This is the latest Handel opera from what I think of as Max Emmanuel Cencic's Flying Circus - Cencic gets credited here with the "artistic concept". He seems to have a portfolio of conductors, bands and singers for his various albums, and in this case has put together his best band (Pomo D'Oro), his best conductor (Petrou), a cast of his better regular singers, and one star visitor (Ann Hallenberg). All forces combine well with Hallenberg bringing a touch of real class. Add an excellent recording and the result is the best Handel opera set since Petrou/Cencic "Alessandro" in 2011 – certainly a great improvement on their "Arminio" from 2015.
The only "but" concerns the opera itself. Handel produced "Ottone" the year before "Giulio Cesare" and at the time it was even more popular; but it doesn't have many of the spectacular fast arias which today's audiences appreciate. Instead it favours what the 18th century called the "pathetic" – that is, slower, lightly-scored expressions of deep feeling - love, sadness or longing. We have to a certain extent to "tune in" to this aesthetic if we want to appreciate "Ottone" to the full.
Handel's original "1st Man" was the castrato Senesino (represented by Cencic), famous for his "pathetic representations". The "1st Lady" was Francesca Cuzzoni (Lauren Snouffer here) also known for expressive singing, but she arrived in London only just in time for the opera, which probably explains why the "2nd Lady", Handel's old colleague Margherita Durastanti (Hallenberg in this case) got most of the best tunes. Even the "3rd Lady" the English contralto Anastasia Robinson (here Anna Starushkevych) did well for arias, though the two other men got relatively minor parts. All this means that "Ottone" is really an ensemble piece, and indeed it gets an ensemble performance here, in the sense that there is no weak link in the cast.
Ann Hallenberg justifies her credentials as the best Handel singer of our day, and tops the bill (even as "2nd Lady"). Listen to her aria "Vieni, o figlio" (II.iv) and you hear Handel in expressive mode really lifted from the page – and Hallenberg knocks off the heavy coloratura of "Trema tiranno ancor" (III.i) equally well. Lauren Snouffer is not quite so successful in the most famous aria in the opera, "Falsa imagine" (I.iii), but then the story is that Cuzzoni herself refused to sing the piece on the grounds it was too plain and simple – until Handel threatened to throw her out of the window! Snouffer is better at the faster, lighter music, not least in a dance-duet with Cencic in the final scene. Cencic himself does the "pathetic" pretty well – listen to his "Tanti affanni" (III.ii) - which is perhaps why he chose this opera in the first place. He and the other falsettist both very sensibly stick to a mezza-voce and let the microphone take the strain. Anna Starushkevych is good all round in the different styles and has a fine duet with Hallenberg at the end of Act II, a duet Handel very unusually gives to two female characters, Gismonda (the mother-in-law from Hell) and Matilda (her daughter-in-law elect).

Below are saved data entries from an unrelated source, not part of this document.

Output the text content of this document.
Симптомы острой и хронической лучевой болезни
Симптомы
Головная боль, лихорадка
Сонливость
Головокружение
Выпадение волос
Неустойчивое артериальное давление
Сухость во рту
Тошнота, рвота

The plot is the usual baroque palace intrigue but there is (from II.viii onward) a long, rather good, confusion-by-night scene a little reminiscent of the last act of "Figaro". The textual history of "Ottone" is convoluted, partly because of the rush before the first performance, and partly because of changes made for many revivals. Cencic (or his advisor) has chosen to stick mostly to the first-night script, adding only a short scene Handel cut from Act III (but later restored) and one other extra aria for Snouffer (just the same plan as that of Nick McGegan's set). He also adds as an appendix three arias for himself from the first revival in 1726. The first of these rather exposes weaknesses in his vocalism which are not so evident in the opera proper.
George Petrou never puts a foot wrong at the helm, giving us appropriate tempi throughout and full but unexaggerated continuo for the recitatives. The recording was made in the Villa San Fermo at Lonigo, where Alan Curtis made many of his Handel Opera discs, but the engineers give this set much more depth and presence than Curtis ever got, and Pomo D'Oro is a bigger and better band that he ever had. I suggest that this recording is an essential buy for Handelians, a recording which makes it far easier to appreciate the opera's particular qualities than the two previous versions.